Podemos“, terzo partito nel paese iberico con ben 69 seggi su 350, ha ufficialmente presentato una proposta di legge per impedire la trasmissione della Santa Messa sulla tv di Stato, TVE. La proposta, che in realtà è stata depositata lo scorso 20 febbraio, ha però iniziato a far discutere soltanto nell’ultima settimana, dopo la sua pubblicazione sul bollettino ufficiale del parlamento spagnolo martedì scorso. E subito è stato scontro tra sinistra e popolari, in un dibattito che ha coinvolto la questione identitaria quanto la laicità dello Stato.

“La società spagnola è del tutto plurale”, scrivono i deputati di Podemos nella presentazione del progetto di legge che – spiegano – nasce “affinché nessuno possa sentirsi discriminato“. “Il comportamento più sensato per una televisione pubblica è la neutralità assoluta in materia di ideologie, religioni e credenze“, proseguono, facendo riferimento all’articolo 16 della Costituzione spagnola, i rappresentanti del partito di sinistra “grillina”, fondato nel 2014 in seguito alle proteste dei cosiddetti “indignados”. “Difendiamo la libertà religiosa, ma in un paese non confessionale e laico, secondo le sentenze della Corte Costituzionale, probabilmente la televisione pubblica non è lo spazio più adatto per trasmettere riti religiosi di qualsiasi tipo”, ha ribadito Pablo Iglesias, leader del partito, che ha difeso strenuamente la proposta, condivisa anche dal leader di “Ciudadanos” Albert Rivera. Non tutti, però, la pensano così, tanto che – oltre alla sollevazione dei popolari – qualche dubbio lo ha espresso persino Miguel Camacho, deputato del Partito Socialista Operaio Spagnolo, il quale ha replicato: “[La messa in tv] non fa male a nessuno: chi non vuole vederla, non la veda e basta”.

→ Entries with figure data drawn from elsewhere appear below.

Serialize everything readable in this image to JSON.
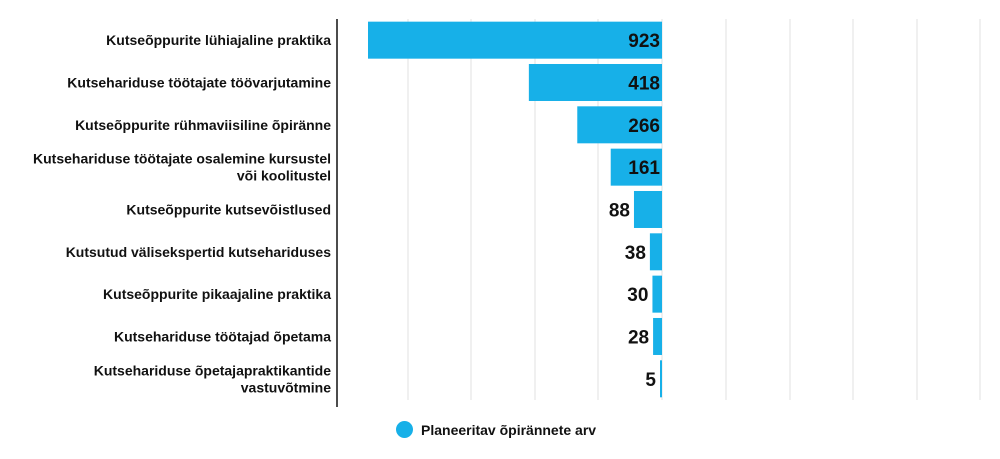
{
  "chart_data": {
    "type": "bar",
    "orientation": "horizontal",
    "direction": "right-to-left",
    "categories": [
      [
        "Kutseõppurite lühiajaline praktika"
      ],
      [
        "Kutsehariduse töötajate töövarjutamine"
      ],
      [
        "Kutseõppurite rühmaviisiline õpiränne"
      ],
      [
        "Kutsehariduse töötajate osalemine kursustel",
        "või koolitustel"
      ],
      [
        "Kutseõppurite kutsevõistlused"
      ],
      [
        "Kutsutud välisekspertid kutsehariduses"
      ],
      [
        "Kutseõppurite pikaajaline praktika"
      ],
      [
        "Kutsehariduse töötajad õpetama"
      ],
      [
        "Kutsehariduse õpetajapraktikantide",
        "vastuvõtmine"
      ]
    ],
    "series": [
      {
        "name": "Planeeritav õpirännete arv",
        "values": [
          923,
          418,
          266,
          161,
          88,
          38,
          30,
          28,
          5
        ]
      }
    ],
    "data_labels": [
      "923",
      "418",
      "266",
      "161",
      "88",
      "38",
      "30",
      "28",
      "5"
    ],
    "color": "#17b0e8",
    "grid": true,
    "legend_position": "bottom-center"
  },
  "legend": {
    "label": "Planeeritav õpirännete arv"
  }
}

Nel frattempo, la trasmissione della funzione religiosa, che avviene ogni domenica alle 10.30 su “La 2” nel corso del programma “Il giorno del Signore“, nonostante una audience medio del 5,4% nel 2016, la scorsa domenica ha fatto registrare addirittura il 19%, triplicando praticamente il suo pubblico e dando così una risposta molto forte all’iniziativa portata avanti da Podemos. Nonostante il processo di laicizzazione abbia influito molto anche in Spagna, infatti, oltre il 70% degli spagnoli continua a definirsi cattolico, il che appare come una ragione sufficiente a che la televisione pubblica fornisca un servizio come questo, considerando esattamente il fatto che laicismo non vuol dire sopprimere la libertà religiosa. Singolare, peraltro, che la proposta di legge non contenga la richiesta di impedire la trasmissione di programmi di informazione religiosa di qualsivoglia fede, ma sia mirata soltanto contro la trasmissione della messa.

“Il giorno del Signore”, infatti, non è certo l’unico programma a sfondo religioso trasmesso dalla tv di Stato, è soltanto quello – per ovvie ragioni – più seguito. Con 74 ore di trasmissione nel 2016 (61 delle quali dedicate alla messa), infatti, il programma vanta una media di 288mila spettatori a puntata, pari a circa il 5,4% (303mila spettatori ed il 6,4% durante la funzione) di audience. Meno della metà degli ascolti fanno invece registrare sia l’ebraico “Shalom”, con 13 ore di trasmissione e 69.999 mila spettatori, che l’evangelista “Buenas Noticias”, con 14 ore di trasmissione e 66mila spettatori di media, ma anche “Islam Hoy”, programma dedicato alla religione musulmana che, con 19 ore di trasmissione collezione 79mila spettatori.

La questione centrale, però, è un’altra: laicismo vuol dire tutelare le libertà delle diverse confessioni religiose oppure cancellare sia le libertà che le identità stesse in nome di una indefinibile neutralità? Qual è, peraltro, il confine tra una società neutrale ed una società asettica, piatta, nella quale soltanto ricordare l’esistenza delle differenze sembra ormai essere offensivo? Ecco perché tocca a chi davvero crede nella libertà dare nuova linfa al laicismo, non opponendosi ad esso in nome di una ideologia di senso opposto, ma restituendogli un significato pieno, proprio nel nome di quelle differenze che un laicismo sincero può e deve difendere sia dal totalitarismo religioso che da quello antireligioso.